Kenneth Lonergan, o diretor e roteirista da fita, escreveu o script de ‘Gangues de Nova Iorque’ (2002). Dica boa. Mas não basta. Na história onde desconsolo e cisma são peças fundamentais na engrenagem, o elenco tem de afiado, calibrado, polido. Por sorte, ocorre isto e mais um pouco.
Casey é Lee. É zelador numa cidadezinha pacata, como ele. Lee é ensimesmado. Não por acaso, tenta pouco esconder a depressão. Num dia, recebe a notícia da morte de seu irmão mais velho, Joe. O evento o faz retornar à terra natal, Manchester, donde ‘fugiu’ após um feio baque. Isto é só o começo, já que Joe deixa ‘de herança’ a Lee o filho Patrick – o típico adolescente, com a banda e namoradas. Patrick é cheio de vida e planos, antípoda do tio sombrio.

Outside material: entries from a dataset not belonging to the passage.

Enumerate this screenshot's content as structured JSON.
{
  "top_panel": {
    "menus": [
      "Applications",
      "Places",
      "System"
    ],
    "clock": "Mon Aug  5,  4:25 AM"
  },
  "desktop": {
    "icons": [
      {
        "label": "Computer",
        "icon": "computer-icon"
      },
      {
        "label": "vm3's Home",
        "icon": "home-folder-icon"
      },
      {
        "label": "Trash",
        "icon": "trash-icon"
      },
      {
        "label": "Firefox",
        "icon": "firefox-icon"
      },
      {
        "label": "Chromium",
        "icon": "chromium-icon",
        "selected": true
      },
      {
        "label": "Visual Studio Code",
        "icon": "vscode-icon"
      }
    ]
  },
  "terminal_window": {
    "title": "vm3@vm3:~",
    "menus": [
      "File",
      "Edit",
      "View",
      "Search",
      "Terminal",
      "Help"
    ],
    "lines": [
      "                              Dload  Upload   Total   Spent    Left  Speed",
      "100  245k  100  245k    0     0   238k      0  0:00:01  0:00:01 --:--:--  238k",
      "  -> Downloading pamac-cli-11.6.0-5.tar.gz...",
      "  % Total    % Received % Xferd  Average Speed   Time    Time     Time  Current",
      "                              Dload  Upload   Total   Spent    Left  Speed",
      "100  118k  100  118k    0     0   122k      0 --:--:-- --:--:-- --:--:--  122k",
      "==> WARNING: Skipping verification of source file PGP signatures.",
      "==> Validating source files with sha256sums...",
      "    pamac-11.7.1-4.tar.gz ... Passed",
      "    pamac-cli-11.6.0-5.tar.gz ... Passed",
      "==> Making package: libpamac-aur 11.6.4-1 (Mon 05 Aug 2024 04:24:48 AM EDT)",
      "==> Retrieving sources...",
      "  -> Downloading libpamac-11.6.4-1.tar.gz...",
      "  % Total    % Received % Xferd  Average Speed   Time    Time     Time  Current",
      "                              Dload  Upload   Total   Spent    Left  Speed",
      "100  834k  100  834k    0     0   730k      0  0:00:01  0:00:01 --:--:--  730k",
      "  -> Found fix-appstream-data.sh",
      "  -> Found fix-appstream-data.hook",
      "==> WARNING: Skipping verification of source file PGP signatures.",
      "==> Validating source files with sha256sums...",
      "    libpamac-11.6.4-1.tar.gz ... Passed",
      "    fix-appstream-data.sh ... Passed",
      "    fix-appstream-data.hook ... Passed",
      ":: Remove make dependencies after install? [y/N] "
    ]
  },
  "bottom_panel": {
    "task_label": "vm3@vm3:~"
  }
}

Nesta parceria forçada, estes traumas de Lee são passados a limpo. Ele é quieto, monossilábico. Mas explosivo. Seu pavio quase é inexistente. Lonergan enxergou além do lugar-comum e entregou ao público a obra sutil e sóbria. Em ‘Manchester à Beira Mar’, mesmo com a fotografia esplêndida, a sensação passada é a de que tudo ali é cinza, num tom pastel sem graça, porém bem forte.
A relação que o cineasta nos propõe é: perdoar ou acatar, duelar ou engolir, responder ou se controlar? As questões se avolumam com o passar dos minutos e Casey e os demais atores – Lucas Hedges (Patrick, indicado a coadjuvante no Oscar), Kyle Chandler (Joe) e principalmente Michelle Williams (Randi, ex-esposa de Lee – ela também esteve no Oscar, indicada a coadjuvante) – dominam as cenas de forma avassaladora.
Destaquei Michelle, pois é impressionante como esta moça faz bem tudo. Possui talento a dar e vender e foi finalista do Oscar com o seu papel sendo rapidíssimo – ela aparece parcos minutos –, mas repleta de intensidade. Ter dado a estatueta a Casey se mostrou justo, ainda que os demais companheiros de chapa fossem tão bons ou até melhores. ‘Manchester à Beira Mar’ é o retrato 3x4 de uma sociedade doente e estúpida.